Traducido del más allá por Max Lesnik

Los demonios que ha destapado el multimillonario Donald Trump con su aspiración presidencial por el Partido Republicano no podrán ser devueltos a la botella como en el caso del viejo cuento infantil, porque ya es muy tarde para ello, puesto que el daño a la imagen de la democracia norteamericana ya está hecho en toda su magnitud catastrófica, independientemente de que las elecciones las gane Hillary Clinton o el mismo Donald Trump.
Lo que queda sobre el tapete por lo que se dicen uno a otro los candidatos presidenciales es que el Republicano es un depredador sexual con las mujeres, racista anti-negro y anti-hispano que no paga impuestos al Estado como hacen el resto de los ciudadanos del país valiéndose de recursos y trampas leguleyas, mientras que la candidata Demócrata es un transgresora de la seguridad de la nación a quien su contrincante acusa de ser corrupta, que de llegar a la Casa Blanca sería un peligro para la nación.
El espectáculo comicial norteamericano es de circo. O más bien de teatro vernáculo con tintes pornográficos, algo nunca visto antes en los anales de los procesos electorales de este país o en cualquier otra parte del planeta.

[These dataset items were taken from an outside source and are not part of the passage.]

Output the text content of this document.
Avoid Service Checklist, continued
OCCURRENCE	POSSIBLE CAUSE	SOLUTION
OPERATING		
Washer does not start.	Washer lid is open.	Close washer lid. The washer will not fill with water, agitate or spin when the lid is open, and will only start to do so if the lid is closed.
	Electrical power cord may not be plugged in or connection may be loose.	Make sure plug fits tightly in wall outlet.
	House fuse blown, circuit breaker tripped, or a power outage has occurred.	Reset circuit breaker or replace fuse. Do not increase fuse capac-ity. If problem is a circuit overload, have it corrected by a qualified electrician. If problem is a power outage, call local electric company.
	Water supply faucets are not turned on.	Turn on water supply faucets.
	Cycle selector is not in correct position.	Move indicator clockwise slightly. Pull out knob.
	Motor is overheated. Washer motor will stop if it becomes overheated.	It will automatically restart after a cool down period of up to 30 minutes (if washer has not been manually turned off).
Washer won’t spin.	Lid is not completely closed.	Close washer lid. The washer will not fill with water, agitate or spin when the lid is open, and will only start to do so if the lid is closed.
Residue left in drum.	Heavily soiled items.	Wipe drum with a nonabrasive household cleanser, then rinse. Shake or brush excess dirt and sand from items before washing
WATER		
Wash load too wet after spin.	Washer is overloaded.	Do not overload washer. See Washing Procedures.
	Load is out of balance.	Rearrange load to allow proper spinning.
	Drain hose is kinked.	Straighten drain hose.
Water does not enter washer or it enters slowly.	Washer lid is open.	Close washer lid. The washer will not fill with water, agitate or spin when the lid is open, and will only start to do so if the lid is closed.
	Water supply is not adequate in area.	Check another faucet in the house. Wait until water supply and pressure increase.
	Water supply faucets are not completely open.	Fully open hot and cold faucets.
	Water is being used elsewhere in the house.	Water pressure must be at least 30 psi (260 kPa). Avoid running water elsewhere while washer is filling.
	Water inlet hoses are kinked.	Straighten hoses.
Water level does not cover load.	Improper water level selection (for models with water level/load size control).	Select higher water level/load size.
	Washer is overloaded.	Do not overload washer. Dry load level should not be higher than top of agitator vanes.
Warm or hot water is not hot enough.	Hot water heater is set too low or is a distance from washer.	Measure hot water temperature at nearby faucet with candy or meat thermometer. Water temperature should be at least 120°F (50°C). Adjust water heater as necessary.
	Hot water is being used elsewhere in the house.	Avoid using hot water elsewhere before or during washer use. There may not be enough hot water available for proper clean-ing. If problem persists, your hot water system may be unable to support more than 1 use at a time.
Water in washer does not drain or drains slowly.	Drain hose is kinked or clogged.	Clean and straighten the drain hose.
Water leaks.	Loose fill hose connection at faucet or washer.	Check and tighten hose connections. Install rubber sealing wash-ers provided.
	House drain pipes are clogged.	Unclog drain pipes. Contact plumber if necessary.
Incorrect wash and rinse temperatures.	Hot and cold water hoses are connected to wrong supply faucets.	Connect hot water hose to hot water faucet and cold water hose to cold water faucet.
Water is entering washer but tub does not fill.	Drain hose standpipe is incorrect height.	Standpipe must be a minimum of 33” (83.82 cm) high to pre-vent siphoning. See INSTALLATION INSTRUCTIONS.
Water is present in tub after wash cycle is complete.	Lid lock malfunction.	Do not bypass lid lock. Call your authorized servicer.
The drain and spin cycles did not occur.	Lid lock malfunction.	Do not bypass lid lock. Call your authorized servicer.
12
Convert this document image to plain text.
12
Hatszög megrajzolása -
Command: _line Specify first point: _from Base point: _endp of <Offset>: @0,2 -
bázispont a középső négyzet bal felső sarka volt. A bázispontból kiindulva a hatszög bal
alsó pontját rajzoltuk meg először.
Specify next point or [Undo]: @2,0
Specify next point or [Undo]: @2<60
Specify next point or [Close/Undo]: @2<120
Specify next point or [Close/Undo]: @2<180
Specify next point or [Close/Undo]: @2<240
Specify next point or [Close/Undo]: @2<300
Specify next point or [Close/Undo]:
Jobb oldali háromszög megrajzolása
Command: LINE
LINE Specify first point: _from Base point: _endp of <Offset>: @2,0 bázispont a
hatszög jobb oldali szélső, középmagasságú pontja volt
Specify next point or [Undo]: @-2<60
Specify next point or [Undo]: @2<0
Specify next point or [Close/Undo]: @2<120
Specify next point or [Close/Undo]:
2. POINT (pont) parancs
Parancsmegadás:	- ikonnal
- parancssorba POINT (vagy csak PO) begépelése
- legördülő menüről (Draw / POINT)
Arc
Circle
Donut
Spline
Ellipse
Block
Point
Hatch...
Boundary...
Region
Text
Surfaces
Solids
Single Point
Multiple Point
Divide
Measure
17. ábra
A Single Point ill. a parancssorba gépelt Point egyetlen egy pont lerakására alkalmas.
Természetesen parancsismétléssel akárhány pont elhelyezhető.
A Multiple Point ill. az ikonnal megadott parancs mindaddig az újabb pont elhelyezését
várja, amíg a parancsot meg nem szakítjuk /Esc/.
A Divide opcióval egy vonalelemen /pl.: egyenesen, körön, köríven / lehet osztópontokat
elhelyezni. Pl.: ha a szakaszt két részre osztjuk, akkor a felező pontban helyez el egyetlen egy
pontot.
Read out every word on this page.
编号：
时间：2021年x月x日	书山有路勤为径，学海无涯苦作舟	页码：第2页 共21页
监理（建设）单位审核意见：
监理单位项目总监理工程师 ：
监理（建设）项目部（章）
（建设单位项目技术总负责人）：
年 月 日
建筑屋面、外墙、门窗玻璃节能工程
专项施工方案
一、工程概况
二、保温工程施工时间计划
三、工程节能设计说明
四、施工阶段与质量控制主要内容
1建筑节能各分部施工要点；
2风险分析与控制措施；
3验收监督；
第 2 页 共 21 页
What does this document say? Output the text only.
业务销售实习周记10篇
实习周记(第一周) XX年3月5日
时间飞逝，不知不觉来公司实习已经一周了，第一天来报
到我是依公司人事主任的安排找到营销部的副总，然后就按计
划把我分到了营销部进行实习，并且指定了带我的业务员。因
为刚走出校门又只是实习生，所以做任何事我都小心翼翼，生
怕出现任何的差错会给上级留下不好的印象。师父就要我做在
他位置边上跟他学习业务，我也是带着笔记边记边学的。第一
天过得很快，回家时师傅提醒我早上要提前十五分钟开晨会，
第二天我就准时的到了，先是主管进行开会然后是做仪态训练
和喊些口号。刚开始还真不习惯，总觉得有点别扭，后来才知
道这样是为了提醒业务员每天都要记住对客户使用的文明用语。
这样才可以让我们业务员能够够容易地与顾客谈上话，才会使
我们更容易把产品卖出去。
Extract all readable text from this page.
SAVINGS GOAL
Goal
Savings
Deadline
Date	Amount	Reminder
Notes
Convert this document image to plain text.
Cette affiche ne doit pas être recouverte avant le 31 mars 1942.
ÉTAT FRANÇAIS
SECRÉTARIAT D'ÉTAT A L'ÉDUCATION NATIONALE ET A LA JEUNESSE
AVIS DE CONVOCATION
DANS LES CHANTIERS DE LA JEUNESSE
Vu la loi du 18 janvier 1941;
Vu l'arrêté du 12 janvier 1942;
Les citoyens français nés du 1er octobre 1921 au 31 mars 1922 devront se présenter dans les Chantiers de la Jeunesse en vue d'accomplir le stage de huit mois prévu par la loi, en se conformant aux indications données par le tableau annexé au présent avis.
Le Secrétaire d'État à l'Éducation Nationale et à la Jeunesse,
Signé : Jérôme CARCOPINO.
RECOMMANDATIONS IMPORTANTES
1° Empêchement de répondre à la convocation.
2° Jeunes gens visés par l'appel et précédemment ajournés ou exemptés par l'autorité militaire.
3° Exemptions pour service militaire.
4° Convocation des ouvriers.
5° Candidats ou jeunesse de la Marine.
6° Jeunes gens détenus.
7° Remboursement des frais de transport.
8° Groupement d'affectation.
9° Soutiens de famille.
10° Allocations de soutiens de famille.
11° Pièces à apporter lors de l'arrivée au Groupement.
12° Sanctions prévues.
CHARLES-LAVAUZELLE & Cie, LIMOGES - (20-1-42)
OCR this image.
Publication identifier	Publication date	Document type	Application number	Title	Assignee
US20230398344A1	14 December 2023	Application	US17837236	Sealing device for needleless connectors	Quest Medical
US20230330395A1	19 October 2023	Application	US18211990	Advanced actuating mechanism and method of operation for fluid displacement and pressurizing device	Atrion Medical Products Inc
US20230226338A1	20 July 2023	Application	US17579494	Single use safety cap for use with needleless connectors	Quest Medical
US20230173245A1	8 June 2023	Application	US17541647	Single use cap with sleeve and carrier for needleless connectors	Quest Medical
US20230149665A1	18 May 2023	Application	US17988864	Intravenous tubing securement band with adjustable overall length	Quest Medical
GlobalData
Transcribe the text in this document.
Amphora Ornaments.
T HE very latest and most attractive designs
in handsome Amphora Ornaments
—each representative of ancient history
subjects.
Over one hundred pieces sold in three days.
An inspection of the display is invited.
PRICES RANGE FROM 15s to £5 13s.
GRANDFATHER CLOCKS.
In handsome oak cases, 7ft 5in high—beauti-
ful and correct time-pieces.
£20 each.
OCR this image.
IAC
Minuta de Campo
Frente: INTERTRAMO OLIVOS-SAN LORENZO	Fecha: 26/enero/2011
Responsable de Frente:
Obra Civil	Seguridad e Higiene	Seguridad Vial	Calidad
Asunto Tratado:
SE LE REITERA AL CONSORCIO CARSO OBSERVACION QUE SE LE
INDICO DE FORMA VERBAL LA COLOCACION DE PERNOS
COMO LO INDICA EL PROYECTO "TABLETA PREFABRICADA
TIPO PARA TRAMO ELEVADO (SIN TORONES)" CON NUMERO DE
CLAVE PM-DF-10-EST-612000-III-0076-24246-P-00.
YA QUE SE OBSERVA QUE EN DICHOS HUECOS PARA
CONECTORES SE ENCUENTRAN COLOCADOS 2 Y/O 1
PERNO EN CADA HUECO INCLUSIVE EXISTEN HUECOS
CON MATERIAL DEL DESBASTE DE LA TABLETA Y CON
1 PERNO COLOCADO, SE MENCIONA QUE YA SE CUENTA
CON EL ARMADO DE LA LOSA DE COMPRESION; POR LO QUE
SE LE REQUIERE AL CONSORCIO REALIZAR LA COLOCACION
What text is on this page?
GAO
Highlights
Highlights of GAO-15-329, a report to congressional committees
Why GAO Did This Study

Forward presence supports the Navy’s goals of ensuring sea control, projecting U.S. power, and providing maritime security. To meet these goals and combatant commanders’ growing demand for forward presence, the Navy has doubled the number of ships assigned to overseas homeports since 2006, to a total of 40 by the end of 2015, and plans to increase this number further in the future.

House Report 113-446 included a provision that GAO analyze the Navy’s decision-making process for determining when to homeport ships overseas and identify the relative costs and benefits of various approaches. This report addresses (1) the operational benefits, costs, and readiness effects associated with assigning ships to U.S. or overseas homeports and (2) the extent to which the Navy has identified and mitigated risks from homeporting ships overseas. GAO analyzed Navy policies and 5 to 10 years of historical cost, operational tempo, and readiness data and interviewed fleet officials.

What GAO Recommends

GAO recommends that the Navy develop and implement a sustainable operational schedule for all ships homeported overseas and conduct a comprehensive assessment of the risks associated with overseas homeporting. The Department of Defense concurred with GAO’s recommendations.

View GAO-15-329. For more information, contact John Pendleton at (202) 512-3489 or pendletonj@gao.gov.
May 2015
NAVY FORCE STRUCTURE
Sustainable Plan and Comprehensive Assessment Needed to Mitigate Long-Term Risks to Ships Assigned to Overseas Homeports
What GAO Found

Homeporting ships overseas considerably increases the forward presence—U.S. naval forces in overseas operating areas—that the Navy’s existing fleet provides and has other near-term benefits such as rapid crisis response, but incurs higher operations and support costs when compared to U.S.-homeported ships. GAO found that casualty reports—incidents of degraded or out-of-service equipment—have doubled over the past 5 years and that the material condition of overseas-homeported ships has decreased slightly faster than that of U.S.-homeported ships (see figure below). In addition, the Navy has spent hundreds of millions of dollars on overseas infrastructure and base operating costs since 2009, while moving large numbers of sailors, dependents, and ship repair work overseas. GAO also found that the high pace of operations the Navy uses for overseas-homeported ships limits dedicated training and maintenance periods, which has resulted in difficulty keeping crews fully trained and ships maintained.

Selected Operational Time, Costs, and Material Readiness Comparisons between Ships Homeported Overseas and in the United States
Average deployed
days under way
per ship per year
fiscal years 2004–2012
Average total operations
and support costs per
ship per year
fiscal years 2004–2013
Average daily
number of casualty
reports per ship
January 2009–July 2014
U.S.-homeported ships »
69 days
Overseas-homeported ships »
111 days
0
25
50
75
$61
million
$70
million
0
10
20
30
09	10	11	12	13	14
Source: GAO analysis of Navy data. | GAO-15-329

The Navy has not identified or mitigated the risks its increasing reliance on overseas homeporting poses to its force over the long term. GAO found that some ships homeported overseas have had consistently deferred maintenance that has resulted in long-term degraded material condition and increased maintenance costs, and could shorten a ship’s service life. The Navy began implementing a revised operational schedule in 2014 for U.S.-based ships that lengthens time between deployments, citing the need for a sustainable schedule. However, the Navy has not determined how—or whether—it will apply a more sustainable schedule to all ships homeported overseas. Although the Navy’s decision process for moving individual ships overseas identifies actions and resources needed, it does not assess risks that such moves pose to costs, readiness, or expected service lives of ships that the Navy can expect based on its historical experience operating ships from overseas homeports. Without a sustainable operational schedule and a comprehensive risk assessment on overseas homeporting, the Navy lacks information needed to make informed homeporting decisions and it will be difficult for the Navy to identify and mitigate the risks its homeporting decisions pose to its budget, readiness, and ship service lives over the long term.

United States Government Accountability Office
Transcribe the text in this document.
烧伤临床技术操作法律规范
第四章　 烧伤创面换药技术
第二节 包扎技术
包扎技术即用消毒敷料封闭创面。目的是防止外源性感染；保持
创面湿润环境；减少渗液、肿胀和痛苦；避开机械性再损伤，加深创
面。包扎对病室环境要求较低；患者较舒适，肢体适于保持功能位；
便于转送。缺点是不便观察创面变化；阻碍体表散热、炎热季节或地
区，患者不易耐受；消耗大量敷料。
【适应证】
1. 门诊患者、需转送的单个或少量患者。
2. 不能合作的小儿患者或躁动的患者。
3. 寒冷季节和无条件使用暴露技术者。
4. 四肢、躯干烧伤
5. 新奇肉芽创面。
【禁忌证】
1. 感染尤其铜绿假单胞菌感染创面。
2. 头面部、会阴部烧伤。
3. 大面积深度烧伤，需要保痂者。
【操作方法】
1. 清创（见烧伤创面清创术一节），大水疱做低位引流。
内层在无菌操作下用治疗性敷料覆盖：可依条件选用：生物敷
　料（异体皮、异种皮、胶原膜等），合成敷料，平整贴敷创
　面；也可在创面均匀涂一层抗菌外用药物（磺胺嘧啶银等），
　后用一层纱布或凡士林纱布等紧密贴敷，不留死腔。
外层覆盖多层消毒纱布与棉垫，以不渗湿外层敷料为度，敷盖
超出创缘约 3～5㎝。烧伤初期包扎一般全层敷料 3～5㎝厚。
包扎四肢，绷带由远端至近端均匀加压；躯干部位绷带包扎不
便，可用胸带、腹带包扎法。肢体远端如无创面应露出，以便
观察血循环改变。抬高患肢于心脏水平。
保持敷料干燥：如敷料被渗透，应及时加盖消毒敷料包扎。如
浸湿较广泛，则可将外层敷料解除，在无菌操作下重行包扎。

Cualquiera de los dos candidatos que sea electo Presidente de Estados Unidos llegará a la Casa Blanca lacerado de heridas incurables en cuanto a prestigio se refiere, sin autoridad moral para darle a otros gobernantes del mundo lecciones sobre democracia política o normas éticas de conducta, como hasta ahora lo han venido haciendo todos los anteriores presidentes de la nación norteña.
Si gana Hillary será una “corrupta” en la presidencia. Si gana Trump será un “depredador sexual” en la Casa Blanca. Eso lo dijeron ellos. Y así lo verán las naciones y pueblos de todo el mundo más allá del famoso muro que piensa levantar Donald Trump si llega a la Casa Blanca.
El daño está hecho y como los elefantes ese animal salvaje no tiene marcha atrás.
Y hasta mañana miércoles amigos de El Duende que con mi gallo me voy cantando a mi tumba fría. Bambarambay.